前々から欲しくて、バイトで頑張って貯めて買った、7000円のズボンをカレー野郎に汚された……。
「ちょっと、頭貸せ……」
「なんだ?い゛でッ!」
宮木が不思議そうに俺を見てくるのを無視し、宮木の短い前髪を掴む。
「お前の自慢の髪を綺麗に刈ってやる」
「ちょ、橘さん!?目笑ってませんよ!?」
俺が微笑みながら言うと、宮木は青ざめた表情で命乞いをする。
「カレーと一緒に煮込まれるか、それとも髪を刈られるか……さぁ選べ」
「拒否権はなしッスカ!?」
宮木は、泣きながら訴える。
「お前ら、それぐらいにしとけよ」
後ろから声が聞こえてきて、宮木の前髪を放して振りむく。
「淳司さん!助けて下さいッ!」
宮木は、泣きながら先輩に抱き着いた。
「お前、あれ程言ってるだろ?橘を敵に回すなって。橘、成瀬のこと許してやれよ」
先輩は苦笑いをしながら、俺を説得させようとする。【草野 淳司 クサノ アツシ】先輩は俺のひとつ上で、高校の時からお世話になっている。

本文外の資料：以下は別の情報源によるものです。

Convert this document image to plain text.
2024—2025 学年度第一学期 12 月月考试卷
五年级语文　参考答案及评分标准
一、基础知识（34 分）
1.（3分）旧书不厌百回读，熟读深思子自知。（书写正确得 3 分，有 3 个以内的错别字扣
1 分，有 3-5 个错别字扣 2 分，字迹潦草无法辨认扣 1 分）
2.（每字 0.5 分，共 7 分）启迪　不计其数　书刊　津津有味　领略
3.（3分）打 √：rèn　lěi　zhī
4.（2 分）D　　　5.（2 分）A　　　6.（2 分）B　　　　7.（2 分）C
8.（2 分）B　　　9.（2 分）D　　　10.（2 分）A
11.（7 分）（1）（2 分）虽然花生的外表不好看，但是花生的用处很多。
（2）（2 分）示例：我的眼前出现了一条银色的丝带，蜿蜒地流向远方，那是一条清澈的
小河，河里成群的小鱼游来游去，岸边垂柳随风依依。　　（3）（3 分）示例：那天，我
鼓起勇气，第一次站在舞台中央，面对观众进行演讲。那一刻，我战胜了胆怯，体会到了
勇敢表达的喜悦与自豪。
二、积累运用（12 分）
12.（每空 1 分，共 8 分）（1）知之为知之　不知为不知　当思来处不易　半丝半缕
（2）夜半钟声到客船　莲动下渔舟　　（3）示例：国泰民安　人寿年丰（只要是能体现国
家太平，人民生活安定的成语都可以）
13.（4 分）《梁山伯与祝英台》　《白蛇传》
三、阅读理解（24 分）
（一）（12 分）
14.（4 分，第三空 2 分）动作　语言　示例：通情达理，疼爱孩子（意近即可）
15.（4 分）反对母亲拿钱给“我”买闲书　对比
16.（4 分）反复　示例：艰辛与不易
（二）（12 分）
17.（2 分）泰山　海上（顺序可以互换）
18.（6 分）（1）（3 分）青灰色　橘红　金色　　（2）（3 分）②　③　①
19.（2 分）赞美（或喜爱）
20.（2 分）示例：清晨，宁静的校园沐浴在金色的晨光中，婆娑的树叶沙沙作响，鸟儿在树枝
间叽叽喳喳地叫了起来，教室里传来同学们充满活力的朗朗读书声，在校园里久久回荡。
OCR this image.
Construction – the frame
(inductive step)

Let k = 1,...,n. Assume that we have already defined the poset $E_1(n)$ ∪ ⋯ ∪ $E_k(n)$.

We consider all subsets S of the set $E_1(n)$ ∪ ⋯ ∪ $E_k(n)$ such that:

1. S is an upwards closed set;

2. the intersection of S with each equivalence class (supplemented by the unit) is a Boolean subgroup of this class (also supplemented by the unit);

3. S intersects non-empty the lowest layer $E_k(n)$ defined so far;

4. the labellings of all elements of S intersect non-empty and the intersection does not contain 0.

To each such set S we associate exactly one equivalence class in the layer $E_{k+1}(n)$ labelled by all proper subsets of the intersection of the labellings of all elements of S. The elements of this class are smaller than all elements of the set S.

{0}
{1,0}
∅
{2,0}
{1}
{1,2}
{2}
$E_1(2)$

整った顔で、同じ男としては羨ましい。服装もおしゃれで、何より尊敬している。しかも性格は少し俺の親友に似ている。
「先輩、これを見てください」
俺は、宮木に汚されたスボンを先輩に見せた。
「……これはヒドイな」
案の定、先輩は苦笑いをして、「やっちまったな」と宮木に言う。